Easter: 2nd Sunday

2nd Sunday of Easter – Cycle C (2016)

There are a lot of things about Jesus it’s relatively easy to believe. For example, we can believe that of all good people, he was the best. We can believe that no one else in history embodied the love of God so completely. We can believe that of all the great saints the world has produced, he is the one most worth following. But what is hard to believe is this: When Thomas the disciple says that he can’t believe Jesus is alive unless he sees him with his own eyes, I think we all know in our hearts the frustration he is talking about. We wish we could see and touch and feel and know that Jesus lives.

We want a solution to this question, since we’re those people that are mentioned today in the gospel, those people who have not seen and still believed. Even the writer of this gospel was one of those people; he didn’t see Jesus alive, either before or after the resurrection, so we are not alone in this situation, we are people who just like Thomas want to touch Jesus, to be sure that he is here as he promised he would be.

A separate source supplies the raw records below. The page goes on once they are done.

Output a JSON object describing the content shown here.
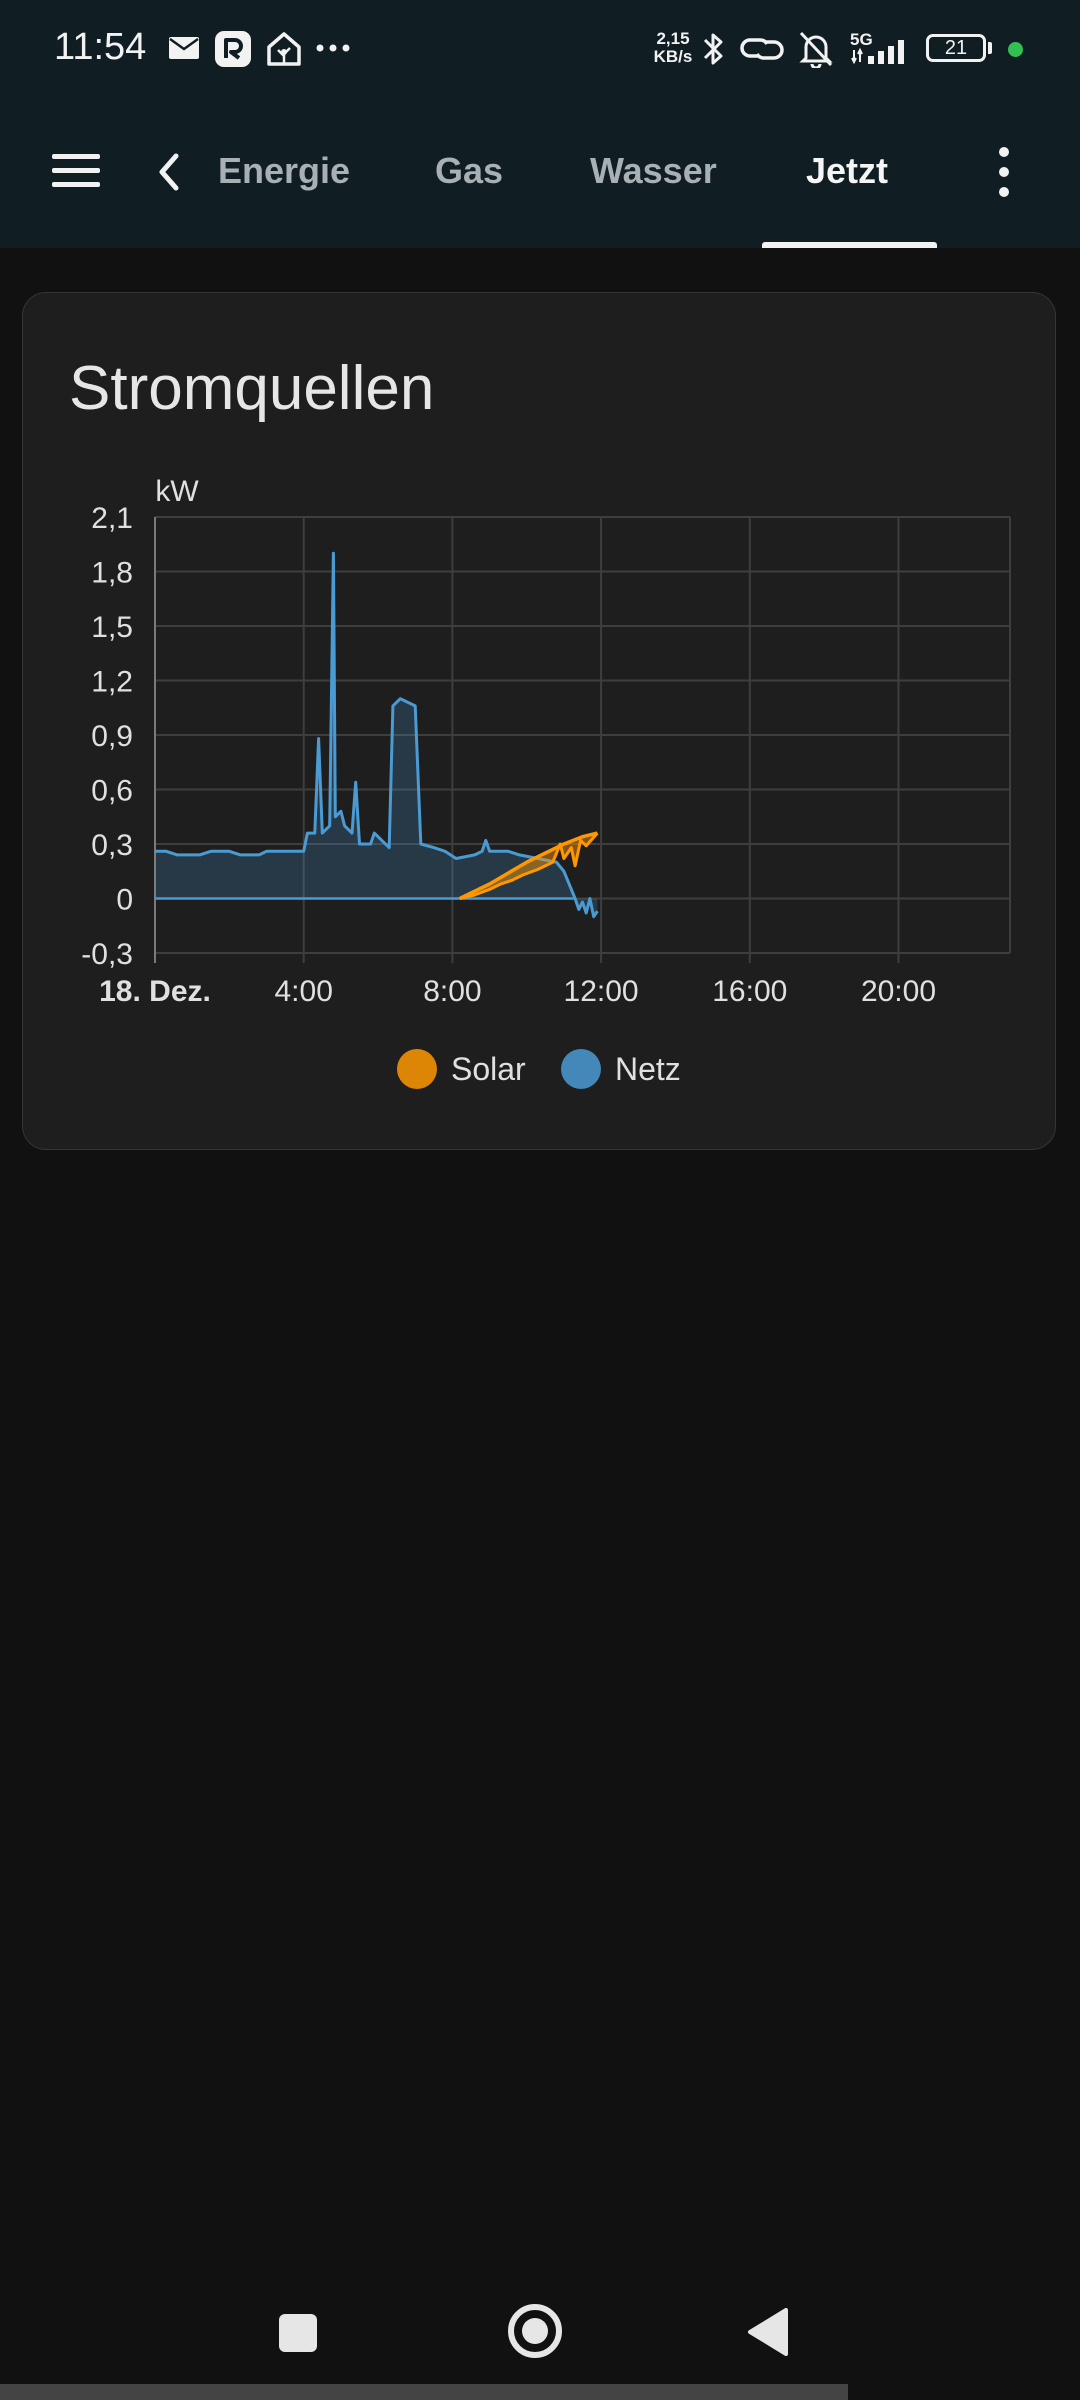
{
  "status_bar": {
    "time": "11:54",
    "net_speed_value": "2,15",
    "net_speed_unit": "KB/s",
    "network": "5G",
    "battery": "21",
    "icons": [
      "mail-icon",
      "r-app-icon",
      "home-assistant-icon",
      "more-notifications-icon",
      "bluetooth-icon",
      "link-icon",
      "bell-off-icon",
      "signal-icon",
      "battery-icon"
    ]
  },
  "toolbar": {
    "tabs": [
      {
        "label": "Energie"
      },
      {
        "label": "Gas"
      },
      {
        "label": "Wasser"
      },
      {
        "label": "Jetzt"
      }
    ],
    "active_tab": "Jetzt"
  },
  "card": {
    "title": "Stromquellen"
  },
  "chart_data": {
    "type": "area",
    "title": "Stromquellen",
    "ylabel": "kW",
    "xlabel": "",
    "ylim": [
      -0.3,
      2.1
    ],
    "xlim": [
      0,
      23
    ],
    "y_ticks": [
      "2,1",
      "1,8",
      "1,5",
      "1,2",
      "0,9",
      "0,6",
      "0,3",
      "0",
      "-0,3"
    ],
    "x_ticks": [
      "18. Dez.",
      "4:00",
      "8:00",
      "12:00",
      "16:00",
      "20:00"
    ],
    "grid": true,
    "legend_position": "bottom",
    "series": [
      {
        "name": "Solar",
        "color": "#ff9800",
        "points": [
          [
            8.2,
            0.0
          ],
          [
            8.6,
            0.04
          ],
          [
            9.0,
            0.08
          ],
          [
            9.5,
            0.14
          ],
          [
            10.0,
            0.2
          ],
          [
            10.5,
            0.25
          ],
          [
            11.0,
            0.3
          ],
          [
            11.5,
            0.34
          ],
          [
            11.9,
            0.36
          ]
        ],
        "lower": [
          [
            8.2,
            0.0
          ],
          [
            8.6,
            0.02
          ],
          [
            9.0,
            0.05
          ],
          [
            9.3,
            0.08
          ],
          [
            9.6,
            0.1
          ],
          [
            9.9,
            0.13
          ],
          [
            10.3,
            0.16
          ],
          [
            10.7,
            0.2
          ],
          [
            10.9,
            0.3
          ],
          [
            11.0,
            0.22
          ],
          [
            11.2,
            0.28
          ],
          [
            11.3,
            0.18
          ],
          [
            11.45,
            0.32
          ],
          [
            11.6,
            0.29
          ],
          [
            11.9,
            0.36
          ]
        ]
      },
      {
        "name": "Netz",
        "color": "#4a9bd4",
        "points": [
          [
            0,
            0.26
          ],
          [
            0.3,
            0.26
          ],
          [
            0.6,
            0.24
          ],
          [
            1.2,
            0.24
          ],
          [
            1.5,
            0.26
          ],
          [
            2.0,
            0.26
          ],
          [
            2.3,
            0.24
          ],
          [
            2.8,
            0.24
          ],
          [
            3.0,
            0.26
          ],
          [
            4.0,
            0.26
          ],
          [
            4.1,
            0.36
          ],
          [
            4.3,
            0.36
          ],
          [
            4.4,
            0.88
          ],
          [
            4.5,
            0.36
          ],
          [
            4.7,
            0.4
          ],
          [
            4.8,
            1.9
          ],
          [
            4.85,
            0.45
          ],
          [
            5.0,
            0.48
          ],
          [
            5.1,
            0.4
          ],
          [
            5.3,
            0.36
          ],
          [
            5.4,
            0.64
          ],
          [
            5.5,
            0.3
          ],
          [
            5.8,
            0.3
          ],
          [
            5.9,
            0.36
          ],
          [
            6.1,
            0.32
          ],
          [
            6.3,
            0.28
          ],
          [
            6.4,
            1.06
          ],
          [
            6.6,
            1.1
          ],
          [
            7.0,
            1.06
          ],
          [
            7.15,
            0.3
          ],
          [
            7.5,
            0.28
          ],
          [
            7.8,
            0.26
          ],
          [
            8.1,
            0.22
          ],
          [
            8.6,
            0.24
          ],
          [
            8.8,
            0.26
          ],
          [
            8.9,
            0.32
          ],
          [
            9.0,
            0.26
          ],
          [
            9.5,
            0.26
          ],
          [
            9.8,
            0.24
          ],
          [
            10.3,
            0.22
          ],
          [
            10.8,
            0.2
          ],
          [
            11.0,
            0.15
          ],
          [
            11.3,
            0.0
          ],
          [
            11.4,
            -0.06
          ],
          [
            11.5,
            -0.02
          ],
          [
            11.6,
            -0.08
          ],
          [
            11.7,
            0.0
          ],
          [
            11.8,
            -0.1
          ],
          [
            11.9,
            -0.07
          ]
        ]
      }
    ]
  },
  "legend": [
    {
      "label": "Solar",
      "color": "#ff9800"
    },
    {
      "label": "Netz",
      "color": "#4a9bd4"
    }
  ],
  "nav_bar": {
    "buttons": [
      "recents-button",
      "home-button",
      "back-button"
    ]
  }
}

What we have to ask ourselves is, have we ever even come close to seeing Jesus alive the way Thomas did in that room? The answer I think is that we have seen him, if not in the same way Thomas did, and that we have seen him more than we realize, I think that, in the last analysis, those brief moments of seeing Jesus are what more than anything else are what bring us to church Sunday after Sunday. We have seen the truth of Jesus in the faces and lives of people we know who have loved him and served him, and I think there are probably names of people you know that cross your mind right now when you think of the presence of the living Christ. We have sometimes seen him in the pages of the gospels when suddenly one day those pages come alive for us; or we’ve seen him on those occasional Sundays when suddenly we realize that the bread we come to receive really is the body of Christ, feeding all of us, keeping us going. Maybe especially, we have seen him in those rare moments when someone has been Christ present to you, forgiving you or encouraging you, or when you have realized long after the fact that you were once the presence of Christ to someone else.

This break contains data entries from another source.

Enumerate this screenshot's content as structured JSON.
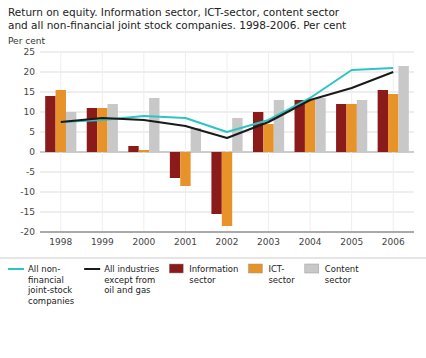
{
  "chart_data": {
    "type": "bar",
    "title": "Return on equity. Information sector, ICT-sector, content sector\nand all non-financial joint stock companies. 1998-2006. Per cent",
    "y_label": "Per cent",
    "categories": [
      "1998",
      "1999",
      "2000",
      "2001",
      "2002",
      "2003",
      "2004",
      "2005",
      "2006"
    ],
    "series": [
      {
        "name": "All non-\nfinancial\njoint-stock\ncompanies",
        "type": "line",
        "color": "#2EC4C4",
        "values": [
          7.5,
          8.0,
          9.0,
          8.5,
          5.0,
          8.0,
          13.5,
          20.5,
          21.0
        ]
      },
      {
        "name": "All industries\nexcept from\noil and gas",
        "type": "line",
        "color": "#1a1a1a",
        "values": [
          7.5,
          8.5,
          8.0,
          6.5,
          3.5,
          7.5,
          13.0,
          16.0,
          20.0
        ]
      },
      {
        "name": "Information\nsector",
        "type": "bar",
        "color": "#8B1A1A",
        "values": [
          14.0,
          11.0,
          1.5,
          -6.5,
          -15.5,
          10.0,
          13.0,
          12.0,
          15.5
        ]
      },
      {
        "name": "ICT-\nsector",
        "type": "bar",
        "color": "#E8922A",
        "values": [
          15.5,
          11.0,
          0.5,
          -8.5,
          -18.5,
          7.0,
          13.0,
          12.0,
          14.5
        ]
      },
      {
        "name": "Content\nsector",
        "type": "bar",
        "color": "#C8C8C8",
        "values": [
          10.0,
          12.0,
          13.5,
          6.0,
          8.5,
          13.0,
          13.5,
          13.0,
          21.5
        ]
      }
    ],
    "ylim": [
      -20,
      25
    ],
    "yticks": [
      -20,
      -15,
      -10,
      -5,
      0,
      5,
      10,
      15,
      20,
      25
    ],
    "grid": true,
    "legend": "bottom"
  }
}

Sure, there are other explanations than the presence of Jesus for all these experiences. We live in an era when many people can’t imagine that anyone would be willing to take an everyday event and say it was a sign of God living with us, as alive as you and I are. There are plenty of times when we find it hard to believe too. But still, sometimes the evidence is convincing at times, and his living presence is the best explanation for what we see and feel. It turns out 2,000 years later we really aren’t much unluckier than those few apostles who saw Jesus before or after the resurrection. Even when Jesus was alive they misunderstood him and even abandoned him; he made promises and they didn’t believe he would keep them. But in the end, despite their fear, despite their hiding, they believed. And even now, despite all the time that has passed, so do we.

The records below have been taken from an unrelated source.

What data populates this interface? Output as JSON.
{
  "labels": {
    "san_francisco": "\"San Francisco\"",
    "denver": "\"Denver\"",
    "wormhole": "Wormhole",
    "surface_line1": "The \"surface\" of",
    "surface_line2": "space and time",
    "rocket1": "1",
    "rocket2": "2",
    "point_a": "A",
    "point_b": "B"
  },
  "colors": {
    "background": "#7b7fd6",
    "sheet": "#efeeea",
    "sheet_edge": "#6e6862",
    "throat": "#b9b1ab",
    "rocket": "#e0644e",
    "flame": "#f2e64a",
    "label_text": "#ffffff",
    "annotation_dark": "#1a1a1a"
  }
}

So how do people now come to this belief in the risen Christ? We do sometimes have those experiences of his presence, and we trust that it is God that is behind them. But there is something else. Jesus also told us that the real sign that he is alive would be the presence of love in those who follow him. He said that this would be how the world would recognize him, not through his physical presence, but through his believers. It turns out it is through us that people are supposed to experience and come to believe in the risen Christ. The opposite is also true: that by and large if the world does not recognize Christ it is because it does not see him in the lives of so many of the people who claim to believe in him.

That is why, ultimately, the disciples, all of them, even the doubters, needed to get out of that room, and begin their work. At the beginning of this reading, they are locked away in fear, worried and hiding from everyone, because they didn’t believe. But Jesus got past the locks and barriers they put in his way, and changed them into disciples, even the doubter.

This gospel tells us that we will always have times in our lives when the risen Christ seems frustratingly absent from this world; some of us will be Thomases off and on for much of our lives, hoping that everything will become clearer. But ultimately, even those of us who doubt, who hesitate, who feel like we don’t know everything we need to have answered for us or believe everything we feel like we should believe, we are the people most needed to bring Christ to others. Our lives, trying to follow Christ even when at times we are not sure, those lives of ours are the only lives that will show Christ to others. Leaving the locked room, and living as if we believe what we say, is still the only way that doubters become believers.